L’Avvocatura Generale
dello Stato ha depositato memoria per contrastare le tesi dell’appellante.
Alla camera di
consiglio del 2 maggio 2011 l’Adunanza Plenaria, avendone preventivamente
avvisato i difensori presenti, e ritenendo sussisterne i presupposti, ha
proceduto alla decisione dell’appello nel merito ai sensi dell’art. 60 c.p.a..
3.. L ’appello deve
essere accolto.
Occorre ricordare
preliminarmente, pur nella concisione propria della sentenza in forma
semplificata, i dubbi interpretativi manifestatisi in giurisprudenza, che hanno
indotto
L’Amministrazione
dell’interno ritiene che, tra i detti reati, vada ricompreso il delitto di
violazione dell’ordine del questore di lasciare il territorio nello Stato, previsto
dall’art. 14, comma 5-ter, del d.lgs. n. 286 del 1998, punito con una pena
edittale fino a quattro anni di reclusione e per il quale è previsto l’arresto
obbligatorio.
Secondo alcune
pronunce, tale delitto, oltre a non essere espressamente menzionato nelle due
disposizioni di rinvio (artt. 380 e 381 c.p.p.), non
potrebbe pacificamente ascriversi tra quelli di cui all’art. 380 c.p.p., per difetto della previsione di una pena edittale
non inferiore nel minimo a cinque anni, e neppure tra quelli di cui all’art.

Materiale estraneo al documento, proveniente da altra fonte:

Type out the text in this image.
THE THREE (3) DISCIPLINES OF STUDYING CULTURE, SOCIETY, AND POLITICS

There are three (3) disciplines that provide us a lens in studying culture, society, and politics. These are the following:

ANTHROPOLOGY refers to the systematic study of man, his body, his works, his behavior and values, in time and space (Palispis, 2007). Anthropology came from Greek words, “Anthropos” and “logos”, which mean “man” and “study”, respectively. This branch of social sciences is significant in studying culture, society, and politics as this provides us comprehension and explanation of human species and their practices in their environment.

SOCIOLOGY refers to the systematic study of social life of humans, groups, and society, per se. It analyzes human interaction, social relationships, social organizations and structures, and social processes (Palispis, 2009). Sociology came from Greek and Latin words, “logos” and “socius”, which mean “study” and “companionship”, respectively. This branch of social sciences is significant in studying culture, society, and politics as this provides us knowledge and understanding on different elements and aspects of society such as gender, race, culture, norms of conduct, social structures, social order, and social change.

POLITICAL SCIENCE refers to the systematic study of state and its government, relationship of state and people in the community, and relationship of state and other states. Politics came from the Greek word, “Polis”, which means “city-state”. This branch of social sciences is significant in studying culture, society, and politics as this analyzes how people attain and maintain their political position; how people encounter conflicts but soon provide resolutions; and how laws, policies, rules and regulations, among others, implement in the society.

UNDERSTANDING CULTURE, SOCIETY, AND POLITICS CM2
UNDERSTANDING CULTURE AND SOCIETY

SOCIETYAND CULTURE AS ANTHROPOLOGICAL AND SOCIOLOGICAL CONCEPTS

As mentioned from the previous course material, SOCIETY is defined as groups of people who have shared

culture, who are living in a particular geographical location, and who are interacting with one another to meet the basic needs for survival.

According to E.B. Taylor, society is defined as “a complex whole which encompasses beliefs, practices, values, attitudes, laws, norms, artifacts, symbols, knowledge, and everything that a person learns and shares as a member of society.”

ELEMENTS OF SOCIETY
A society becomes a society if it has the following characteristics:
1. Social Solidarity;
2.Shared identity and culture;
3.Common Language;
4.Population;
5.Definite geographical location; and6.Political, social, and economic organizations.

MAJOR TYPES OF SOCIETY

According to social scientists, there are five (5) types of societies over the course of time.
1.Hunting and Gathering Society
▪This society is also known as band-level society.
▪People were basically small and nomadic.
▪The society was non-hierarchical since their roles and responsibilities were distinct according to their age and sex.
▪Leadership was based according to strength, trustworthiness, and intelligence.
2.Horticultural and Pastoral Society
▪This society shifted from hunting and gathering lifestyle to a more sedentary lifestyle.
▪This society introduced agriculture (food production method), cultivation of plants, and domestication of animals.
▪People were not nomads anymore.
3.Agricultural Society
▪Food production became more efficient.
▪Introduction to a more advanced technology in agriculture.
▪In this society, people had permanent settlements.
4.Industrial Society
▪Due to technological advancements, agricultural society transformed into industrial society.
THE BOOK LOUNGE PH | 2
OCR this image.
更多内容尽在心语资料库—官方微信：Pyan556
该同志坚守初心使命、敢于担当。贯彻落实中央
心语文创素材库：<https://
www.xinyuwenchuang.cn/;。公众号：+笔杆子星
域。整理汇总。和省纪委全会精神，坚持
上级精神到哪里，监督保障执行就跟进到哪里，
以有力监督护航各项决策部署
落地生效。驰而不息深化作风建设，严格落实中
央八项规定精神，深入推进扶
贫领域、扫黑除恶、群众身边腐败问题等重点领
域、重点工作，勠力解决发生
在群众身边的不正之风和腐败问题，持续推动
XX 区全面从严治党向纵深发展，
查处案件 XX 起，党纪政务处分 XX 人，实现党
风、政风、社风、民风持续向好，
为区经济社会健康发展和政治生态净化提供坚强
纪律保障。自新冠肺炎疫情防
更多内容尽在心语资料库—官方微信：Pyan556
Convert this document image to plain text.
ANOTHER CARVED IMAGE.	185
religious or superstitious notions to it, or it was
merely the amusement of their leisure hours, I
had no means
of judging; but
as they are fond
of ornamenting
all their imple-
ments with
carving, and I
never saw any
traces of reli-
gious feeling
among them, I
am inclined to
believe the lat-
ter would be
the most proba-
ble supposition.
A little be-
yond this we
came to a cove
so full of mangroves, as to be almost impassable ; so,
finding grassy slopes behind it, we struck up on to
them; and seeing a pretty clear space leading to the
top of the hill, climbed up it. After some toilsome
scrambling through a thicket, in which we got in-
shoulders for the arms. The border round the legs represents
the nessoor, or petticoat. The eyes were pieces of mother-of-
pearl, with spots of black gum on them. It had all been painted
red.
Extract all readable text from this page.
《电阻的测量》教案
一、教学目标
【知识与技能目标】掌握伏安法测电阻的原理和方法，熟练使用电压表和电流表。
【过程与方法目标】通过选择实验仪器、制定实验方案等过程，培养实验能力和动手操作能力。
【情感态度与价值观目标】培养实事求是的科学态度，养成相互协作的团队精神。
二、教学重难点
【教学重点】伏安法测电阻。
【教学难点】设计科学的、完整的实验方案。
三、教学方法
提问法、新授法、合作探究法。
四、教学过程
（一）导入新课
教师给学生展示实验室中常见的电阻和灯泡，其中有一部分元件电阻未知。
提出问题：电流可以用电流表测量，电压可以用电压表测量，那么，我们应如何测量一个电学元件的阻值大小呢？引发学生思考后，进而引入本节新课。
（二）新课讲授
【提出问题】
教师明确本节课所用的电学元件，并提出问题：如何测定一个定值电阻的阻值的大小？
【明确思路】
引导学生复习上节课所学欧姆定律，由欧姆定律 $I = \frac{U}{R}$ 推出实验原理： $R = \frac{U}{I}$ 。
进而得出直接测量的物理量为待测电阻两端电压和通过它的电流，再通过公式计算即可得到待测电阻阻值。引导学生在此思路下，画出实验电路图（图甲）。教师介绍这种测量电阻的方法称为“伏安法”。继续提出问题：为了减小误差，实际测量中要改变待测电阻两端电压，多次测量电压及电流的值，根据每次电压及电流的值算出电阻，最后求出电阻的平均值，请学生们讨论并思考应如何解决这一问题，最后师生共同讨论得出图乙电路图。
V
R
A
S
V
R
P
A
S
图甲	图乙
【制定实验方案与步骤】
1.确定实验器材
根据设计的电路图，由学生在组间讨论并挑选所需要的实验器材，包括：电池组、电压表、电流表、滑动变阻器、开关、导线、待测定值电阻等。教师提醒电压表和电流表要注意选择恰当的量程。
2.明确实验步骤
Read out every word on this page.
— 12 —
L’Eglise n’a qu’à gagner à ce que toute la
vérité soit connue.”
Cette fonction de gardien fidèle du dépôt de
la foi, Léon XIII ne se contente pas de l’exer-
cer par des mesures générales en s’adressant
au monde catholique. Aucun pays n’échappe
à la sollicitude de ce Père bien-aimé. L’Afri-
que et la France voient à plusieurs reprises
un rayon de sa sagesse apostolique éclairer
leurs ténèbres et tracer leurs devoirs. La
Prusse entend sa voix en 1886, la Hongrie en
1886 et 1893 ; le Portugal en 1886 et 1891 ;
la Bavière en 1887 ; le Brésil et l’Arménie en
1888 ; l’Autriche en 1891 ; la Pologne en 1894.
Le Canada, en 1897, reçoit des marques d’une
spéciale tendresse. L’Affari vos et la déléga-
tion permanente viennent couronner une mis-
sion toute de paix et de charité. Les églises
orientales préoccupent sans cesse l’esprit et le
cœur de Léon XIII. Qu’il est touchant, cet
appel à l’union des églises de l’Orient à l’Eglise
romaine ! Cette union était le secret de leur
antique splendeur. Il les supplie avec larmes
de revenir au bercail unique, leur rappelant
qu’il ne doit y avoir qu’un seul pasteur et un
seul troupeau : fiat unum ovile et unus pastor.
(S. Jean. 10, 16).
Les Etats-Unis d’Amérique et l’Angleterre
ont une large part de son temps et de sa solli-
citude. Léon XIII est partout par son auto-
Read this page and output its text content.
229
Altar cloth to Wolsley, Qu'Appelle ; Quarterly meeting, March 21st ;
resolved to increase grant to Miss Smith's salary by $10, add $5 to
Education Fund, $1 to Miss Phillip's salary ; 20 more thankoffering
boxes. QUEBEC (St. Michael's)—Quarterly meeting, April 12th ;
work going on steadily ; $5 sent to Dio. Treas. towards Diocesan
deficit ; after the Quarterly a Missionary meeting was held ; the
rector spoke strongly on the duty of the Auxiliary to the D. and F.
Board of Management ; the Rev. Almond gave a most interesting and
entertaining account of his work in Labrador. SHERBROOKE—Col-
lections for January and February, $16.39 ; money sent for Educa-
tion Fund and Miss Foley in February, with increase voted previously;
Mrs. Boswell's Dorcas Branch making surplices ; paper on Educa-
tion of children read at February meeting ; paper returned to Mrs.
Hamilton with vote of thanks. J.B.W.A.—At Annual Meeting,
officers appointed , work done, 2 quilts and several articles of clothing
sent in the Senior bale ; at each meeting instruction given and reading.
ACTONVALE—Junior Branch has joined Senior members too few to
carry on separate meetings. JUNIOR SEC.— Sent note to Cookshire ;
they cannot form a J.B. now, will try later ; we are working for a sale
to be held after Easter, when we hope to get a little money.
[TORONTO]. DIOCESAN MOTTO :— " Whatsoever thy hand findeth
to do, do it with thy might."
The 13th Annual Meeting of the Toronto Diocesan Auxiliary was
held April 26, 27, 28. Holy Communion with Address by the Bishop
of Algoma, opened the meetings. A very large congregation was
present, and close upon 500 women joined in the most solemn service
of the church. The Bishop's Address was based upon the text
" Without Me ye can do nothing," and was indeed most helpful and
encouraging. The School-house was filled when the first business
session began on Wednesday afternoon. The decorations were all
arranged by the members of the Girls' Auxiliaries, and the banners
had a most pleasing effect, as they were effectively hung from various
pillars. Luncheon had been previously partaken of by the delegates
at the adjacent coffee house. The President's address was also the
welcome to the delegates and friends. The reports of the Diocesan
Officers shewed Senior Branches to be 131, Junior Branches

381, in quanto comportante l’arresto obbligatorio.
Altre decisioni,
invece, hanno condiviso la tesi dell’Amministrazione, nel senso che l’ipotesi
delittuosa in questione può legittimamente farsi rientrare tra i delitti di cui
all’art. 381 c.p.p., in ragione della previsione di
una pena superiore nel massimo ai tre anni.
4.1. Ritiene tuttavia
il Collegio che il rilevato contrasto interpretativo abbia perduto di attualità
e di rilevanza ai fini della definizione del giudizio.
Già con le ordinanze n.
912-917 del 21 febbraio 2011 l’Adunanza Plenaria, delibando, in sede meramente
cautelare, analoghe vertenze, aveva dato atto della complessità intrinseca del
problema interpretativo, segnalando – fra l’altro - che sulla sua soluzione
poteva incidere anche il decorso del termine (il 24 dicembre 2010) per il
recepimento della Direttiva del Parlamento Europeo e del Consiglio 16 dicembre
2008 n. 2008/115/CE (recante norme e procedure comuni applicabili negli Stati
membri al rimpatrio di cittadini di paesi terzi il cui soggiorno è irregolare).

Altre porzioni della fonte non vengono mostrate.